Step into Nature makes nature personal again by stimulating awareness and increasing our understanding of the environment. But being in nature doesn’t mean flying off to remote, faraway places. Nature is as close as opening your front door—and opening your heart to the sky above, the miniature gardens that push their way up between the sidewalk cracks in our cities, and the small stream just down the road.
Patrice Vecchione demonstrates how nature can support and enhance your creative output, invigorate your curiosity, and restore your sense of connection to and love of the earth. Included throughout the book is “The Cabinet of Curiosities,” exercises and suggestions for practical and unexpected ways to stimulate your imagination, deepen your relationship with nature, and experience the harmony between creativity and the natural world.
PUBLISHERS WEEKLY
In exploring the nature of artistic creativity, Vecchione (Writing and the Spiritual Life) sees connections everywhere. A central conceit of this book is her energetic efforts to relate her walks in a park to the works of everyone from Georgia O'Keeffe to George Gershwin, demonstrating her knowledge of the artistic world, but also moving so swiftly from one idea to the next that few ideas seem fully developed. Vecchione, a creative writing and art teacher, may wish for readers to make their own connections, and to this end she sprinkles expansive writing exercises throughout the text.

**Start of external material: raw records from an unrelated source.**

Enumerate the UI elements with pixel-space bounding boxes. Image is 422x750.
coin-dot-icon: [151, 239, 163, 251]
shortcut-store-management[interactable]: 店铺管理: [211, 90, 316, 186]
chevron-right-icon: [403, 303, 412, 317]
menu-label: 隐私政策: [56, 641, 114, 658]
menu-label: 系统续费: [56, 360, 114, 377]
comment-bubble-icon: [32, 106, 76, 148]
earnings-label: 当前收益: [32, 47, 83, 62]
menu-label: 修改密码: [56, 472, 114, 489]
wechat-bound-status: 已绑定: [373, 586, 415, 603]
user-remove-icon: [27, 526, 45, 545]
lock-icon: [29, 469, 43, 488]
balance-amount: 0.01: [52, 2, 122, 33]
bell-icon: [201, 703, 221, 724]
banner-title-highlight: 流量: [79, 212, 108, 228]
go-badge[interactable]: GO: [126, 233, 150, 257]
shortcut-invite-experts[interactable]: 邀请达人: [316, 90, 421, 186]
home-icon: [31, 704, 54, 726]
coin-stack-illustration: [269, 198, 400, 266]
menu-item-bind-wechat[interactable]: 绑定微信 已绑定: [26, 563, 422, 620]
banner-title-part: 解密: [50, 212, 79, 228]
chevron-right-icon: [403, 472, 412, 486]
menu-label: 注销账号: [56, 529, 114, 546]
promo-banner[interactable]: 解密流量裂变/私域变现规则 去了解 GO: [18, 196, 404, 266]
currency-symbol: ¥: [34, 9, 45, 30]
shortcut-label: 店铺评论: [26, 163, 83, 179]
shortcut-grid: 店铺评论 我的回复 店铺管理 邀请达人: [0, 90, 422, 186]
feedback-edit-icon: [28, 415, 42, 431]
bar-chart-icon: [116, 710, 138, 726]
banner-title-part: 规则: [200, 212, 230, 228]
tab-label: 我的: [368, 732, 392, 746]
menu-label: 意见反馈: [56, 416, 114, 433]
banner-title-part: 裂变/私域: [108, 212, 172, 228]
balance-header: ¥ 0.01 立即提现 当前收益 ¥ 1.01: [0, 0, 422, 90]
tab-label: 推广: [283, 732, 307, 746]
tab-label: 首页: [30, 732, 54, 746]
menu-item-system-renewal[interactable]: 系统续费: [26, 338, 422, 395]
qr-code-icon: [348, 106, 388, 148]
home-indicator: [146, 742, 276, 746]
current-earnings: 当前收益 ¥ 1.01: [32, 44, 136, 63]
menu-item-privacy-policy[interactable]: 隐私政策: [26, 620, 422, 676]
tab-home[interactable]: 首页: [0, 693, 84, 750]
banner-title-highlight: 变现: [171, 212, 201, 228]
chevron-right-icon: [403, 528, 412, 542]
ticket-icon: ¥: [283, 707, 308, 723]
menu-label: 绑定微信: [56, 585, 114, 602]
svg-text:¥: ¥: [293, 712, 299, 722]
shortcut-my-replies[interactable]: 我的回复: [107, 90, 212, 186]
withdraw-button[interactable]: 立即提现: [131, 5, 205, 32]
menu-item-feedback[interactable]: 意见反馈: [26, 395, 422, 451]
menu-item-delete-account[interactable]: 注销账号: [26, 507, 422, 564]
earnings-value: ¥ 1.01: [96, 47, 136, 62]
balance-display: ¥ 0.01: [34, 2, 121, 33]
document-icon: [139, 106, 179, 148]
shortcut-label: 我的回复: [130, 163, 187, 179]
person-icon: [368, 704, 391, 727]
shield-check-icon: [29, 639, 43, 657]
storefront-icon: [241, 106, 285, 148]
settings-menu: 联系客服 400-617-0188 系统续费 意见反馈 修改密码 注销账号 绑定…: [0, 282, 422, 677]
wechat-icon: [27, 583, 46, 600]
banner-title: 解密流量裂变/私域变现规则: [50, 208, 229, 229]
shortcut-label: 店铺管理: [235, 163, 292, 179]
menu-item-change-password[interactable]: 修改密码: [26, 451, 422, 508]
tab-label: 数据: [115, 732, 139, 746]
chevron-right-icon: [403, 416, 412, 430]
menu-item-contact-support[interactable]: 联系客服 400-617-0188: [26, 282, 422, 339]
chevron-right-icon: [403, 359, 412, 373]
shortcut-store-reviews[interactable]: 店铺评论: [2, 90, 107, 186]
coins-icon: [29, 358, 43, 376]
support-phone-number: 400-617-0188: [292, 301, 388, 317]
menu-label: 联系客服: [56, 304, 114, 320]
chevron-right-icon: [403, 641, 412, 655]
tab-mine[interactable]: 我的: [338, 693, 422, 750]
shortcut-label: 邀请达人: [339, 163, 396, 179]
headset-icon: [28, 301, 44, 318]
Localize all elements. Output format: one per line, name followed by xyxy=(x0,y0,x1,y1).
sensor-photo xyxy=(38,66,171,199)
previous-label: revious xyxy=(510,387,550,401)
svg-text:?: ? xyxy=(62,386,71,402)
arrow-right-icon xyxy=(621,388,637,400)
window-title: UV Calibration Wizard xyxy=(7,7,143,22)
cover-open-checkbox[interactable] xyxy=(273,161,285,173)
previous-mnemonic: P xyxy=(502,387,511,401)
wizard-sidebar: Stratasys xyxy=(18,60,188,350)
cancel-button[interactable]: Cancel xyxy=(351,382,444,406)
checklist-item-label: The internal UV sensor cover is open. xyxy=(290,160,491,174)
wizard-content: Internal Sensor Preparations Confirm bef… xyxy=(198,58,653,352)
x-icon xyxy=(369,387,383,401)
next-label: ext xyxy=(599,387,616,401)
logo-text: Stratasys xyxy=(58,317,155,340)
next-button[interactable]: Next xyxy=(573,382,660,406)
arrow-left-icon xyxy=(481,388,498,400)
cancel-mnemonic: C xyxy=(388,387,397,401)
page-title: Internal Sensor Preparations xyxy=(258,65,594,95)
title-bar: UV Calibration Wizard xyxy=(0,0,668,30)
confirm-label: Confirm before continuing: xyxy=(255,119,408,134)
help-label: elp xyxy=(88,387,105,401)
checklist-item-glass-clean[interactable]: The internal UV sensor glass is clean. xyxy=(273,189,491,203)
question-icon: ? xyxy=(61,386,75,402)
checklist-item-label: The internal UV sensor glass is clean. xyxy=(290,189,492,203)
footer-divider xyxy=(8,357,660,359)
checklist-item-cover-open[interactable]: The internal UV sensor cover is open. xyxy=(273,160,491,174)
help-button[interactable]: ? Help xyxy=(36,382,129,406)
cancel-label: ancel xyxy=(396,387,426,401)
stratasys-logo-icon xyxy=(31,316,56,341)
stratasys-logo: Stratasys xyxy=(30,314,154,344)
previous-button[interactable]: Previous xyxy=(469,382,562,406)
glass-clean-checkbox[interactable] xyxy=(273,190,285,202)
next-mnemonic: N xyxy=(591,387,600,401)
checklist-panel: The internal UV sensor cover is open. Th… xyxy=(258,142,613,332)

Clearly a poet first and a naturalist second, she frequently quotes E.E. Cummings, Walt Whitman, and other writers. When writing about encounters with the natural world, however, her inquiry feels more superficial. For instance, when she collects and dissects a seedpod, she marvels at the many layers within, but never ponders the plant's identity. Readers anticipating the intimacy with nature suggested by the book's title will find only fleeting instances of it. Even as Vecchione strays from her path, however, she leads the way to a wealth of ideas that will inspire artists working in all media.